Investment overtime has always been referred to as a risky venture, that’s because the intending investors most times neglect the guidelines that should guide them at taking each step towards their venture.
These concise guiding lines by Dr Steve, an advisory panelist for InvestmentU is an all time guide for every investor who intends handling his investment venture with wisdom.

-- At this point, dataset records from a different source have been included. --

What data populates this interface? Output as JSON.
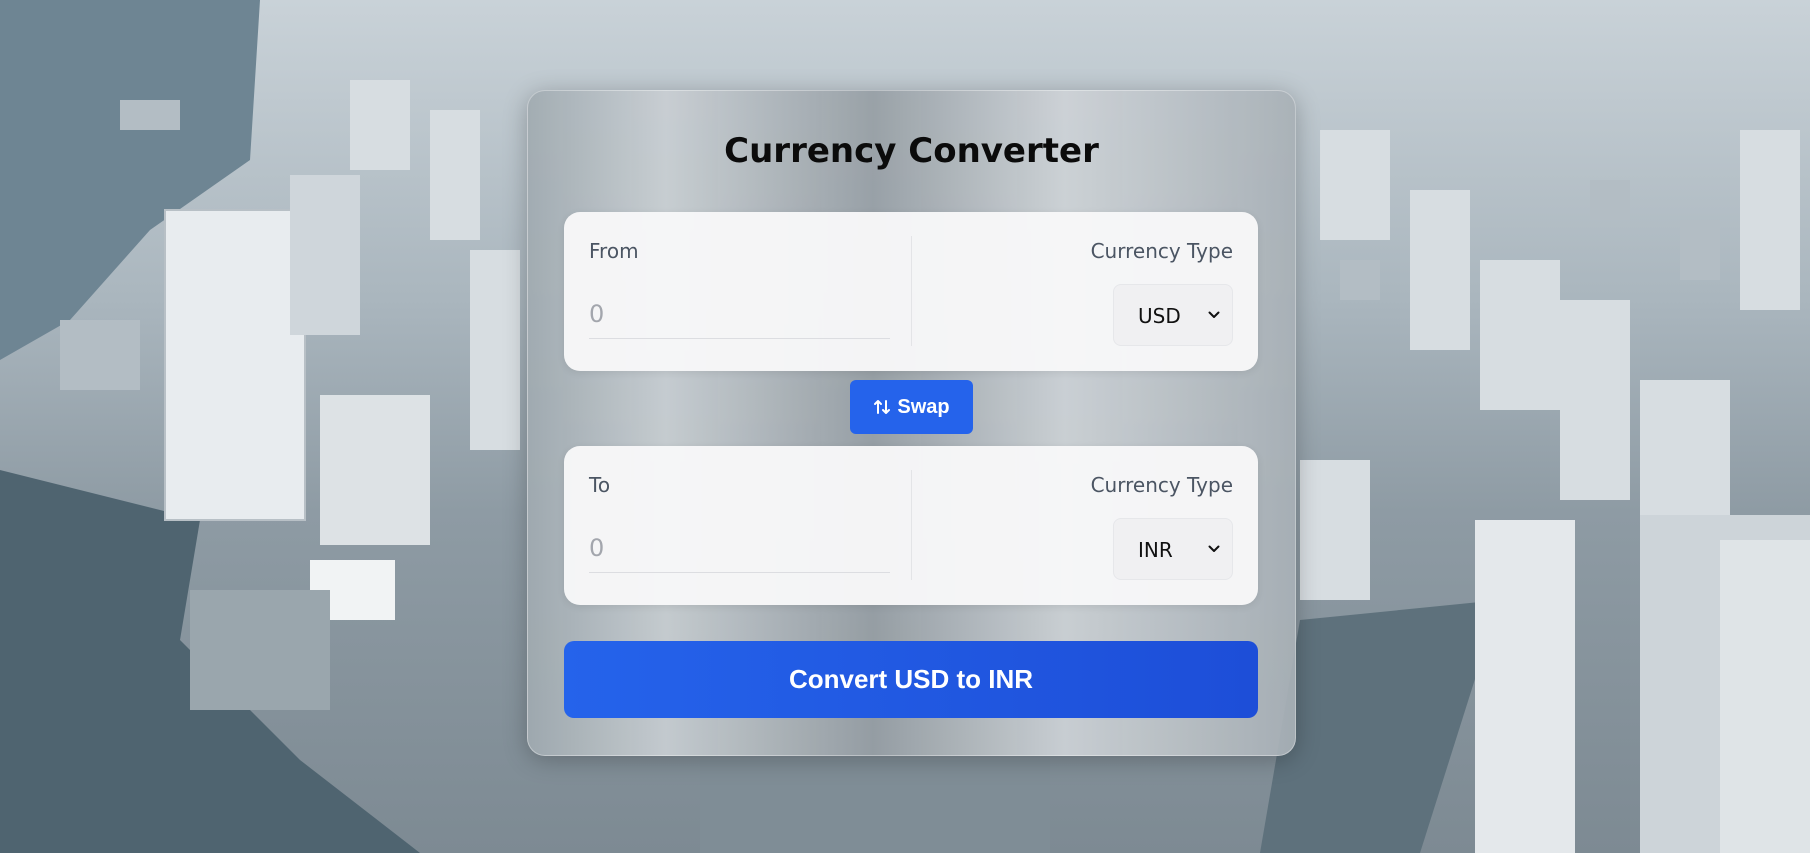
{
  "app": {
    "title": "Currency Converter"
  },
  "from": {
    "label": "From",
    "currency_label": "Currency Type",
    "amount_placeholder": "0",
    "amount_value": "",
    "currency": "USD"
  },
  "swap": {
    "label": "Swap",
    "icon": "swap-arrows-icon"
  },
  "to": {
    "label": "To",
    "currency_label": "Currency Type",
    "amount_placeholder": "0",
    "amount_value": "",
    "currency": "INR"
  },
  "convert": {
    "label": "Convert USD to INR"
  },
  "colors": {
    "accent": "#2563eb",
    "accent_dark": "#1d4ed8",
    "panel_bg": "#f7f7f8",
    "label_text": "#4b5563"
  }
}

1. An attempt at making a quick buck often leads to losing much of that buck.
- The people who suffer the worst losses are those who overreach.
- If the investment sounds too good to be true, it is.
- The best hot tip I’ve found is “there is no such thing as a hot tip.”
2. Don’t let a small loss become large.
- Don’t keep losing money just to “prove you are right.”
- Never throw good money after bad (don’t buy more of a loser).
- When all you’re left with is hope, get out.
3. Cut your losers; let your winners ride.
- Avoid limited-upside, unlimited-downside investments.
- Don’t fall in love with your investment; it won’t fall in love with you.
4. A rising tide raises all ships, and vice versa. So assess the tide, not the ships.
- Fighting the prevailing “trend” is generally a recipe for disaster.
- Stocks will fall more than you think and rise higher than you can imagine.
- In the short run, values don’t matter.
5. When a stock hits a new high, it’s not time to sell something that is going right.
- When a stock hits a new low, it’s not time to buy something that is going wrong.
6. Buy and hold doesn’t ALWAYS work.
- If stocks don’t seem cheap, stand aside.
7. Bear markets begin in good times. Bull markets begin in bad times.
8. If you don’t understand the investment, don’t buy it.
- Don’t be wooed. Either make an effort to understand it or say “no thanks.”
- You can’t know everything, so don’t stray far from what you know.
9. Buy value, and sell hysteria.
- Paying less than the underlying asset’s value is a proven successful investing strategy.
- Buying overvalued stocks has proven to under perform the market.
- Neglected sectors often offer good values.
- The “popular” sectors are often overvalued.
10. Investing in what’s popular never ends up making you any money.
- Avoid popular stocks, fad industries and new ventures.
- Buy an investment when it has few friends.
11. When it’s time to act, don’t hesitate.
- Once you’re in, be patient and don’t be rattled by fluctuations.
- Stick with your plan… but when you make a mistake, don’t hesitate.
- Learn more from your bad moves than your good ones.
12. Expert investors care about risk; novice investors shop for returns.
- If you focus on the risks, the returns will eventually come for you.
- If you focus on the returns, the risks will eventually come for you.
Be conscious of each step you take towards investing your resources, as every little mistake will cost alot. Be guided and be among those investors who see investments as a returns yielding venture and not those who see it as a risky venture.